Affaire du Sofitel : DSK cible ses adversaires politiques

Nouveau rebondissement dans l’affaire du Sofitel. Dans une interview au quotidien britannique The Guardian, Dominique Strauss-Kahn accuse ses opposants politiques d’avoir orchestré sa chute, sans aller toutefois jusqu’à les mettre en cause dans la relation sexuelle qu’il a eue avec Nafissatou Diallo. Il estime que les événements qui ont suivi son arrestation sont arrivés par l’entremise de «ceux qui avaient un agenda politique».

«Il y a eu plus de choses qu’une simple coïncidence», affirme t-il dans cet entretien accordé à Edward Epstein, le 13 avril dernier à Paris.

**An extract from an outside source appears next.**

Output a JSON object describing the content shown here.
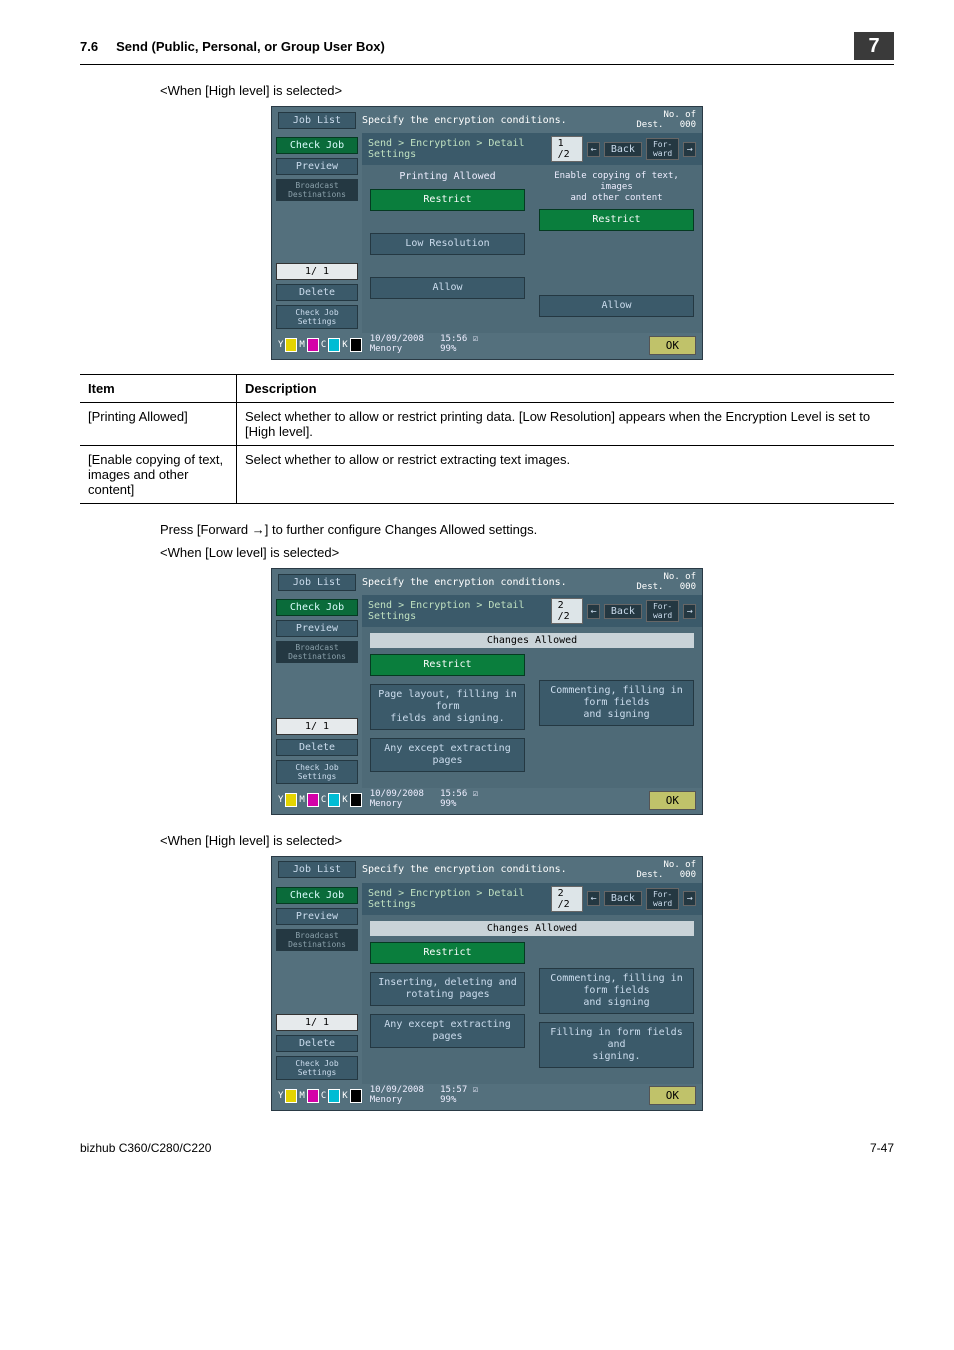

Ce journaliste américain est l’auteur d’un livre intitulé Trois jours en mai soutenant la version du complot. «Peut-être étais-je politiquement naïf, mais je n’ai simplement pas cru qu’ils iraient aussi loin», poursuit DSK en référence à l’entourage de Nicolas Sarkozy et au parti de l’UMP.

L’ancien favori de la présidentielle, qui prévoyait d’annoncer sa candidature le 15 juin 2011, accuse des agents liés au président d’avoir intercepté ses appels téléphoniques et de s’être assuré que Nafissatou Diallo aille bien se plaindre à la police. Pour lui, c’est une preuve de complot. Le femme de chambre a déposé plainte au civil un peu avant l’abandon du procès pénal en août dernier et réclame aujourd’hui des dommages et intérêts non chiffrés pour agression sexuelle. Le juge civil, Douglas McKeon, donnera sa décision mardi sur l’abandon ou non du dossier.

Des détectives recrutés par ses avocats

Pour prouver sa thèse, Dominique Strauss-Kahn cite en outre la fameuse dance de quelques secondes de deux employés de l’hôtel, capturée par les caméras du Sofitel, l’après-midi du 14 mai. Cela ne peut pas être une simple coïncidence à ses yeux. Le Sofitel a démenti tout lien entre les deux événements. Dominique Strauss-Kahn explique au Guardian avoir mené sa propre enquête durant ces onze derniers mois. Des détectives new-yorkais de la société de sécurité, Guidepost Solutions, ont été contactés juste après son arrestation par ses avocats, Benjamin Brafman et William Taylor. Ensemble, ils ont étudié les vidéos de l’hôtel, les relevés électroniques des portes des chambres et les relevés téléphoniques de ses portables. Selon l’ancien directeur du FMI, s’il a été arrêté à l’aéroport de JFK à New York, puis envoyé à la prison de Rikers Island, c’est donc parce qu’il a été victime de «coups tordus», écrit le Guardian.

Autre preuve à ses yeux d’un complot, DSK dit avoir été mis sous surveillance par les services secrets français plusieurs semaines avant son arrestation. Persuadé d’être sur écoute et prenant cette menace «très au sérieux», il avait fait encoder ses sept téléphones portables. Mais il avait retiré le logiciel en mai, après avoir réalisé qu’ils ne fonctionnaient plus. Dans la matinée du 14 mai, avant le rapport avec Nafissatou Diallo, il a reçu un message sur son BlackBerry professionnel et des messages d’une amie parisienne l’avertissant que ses communications étaient interceptées. Dominique Strauss-Kahn a refusé, en revanche, de parler à Edward Epstein de l’affaire du Carlton et de ses déboires avec la justice française, citant des contraintes judiciaires.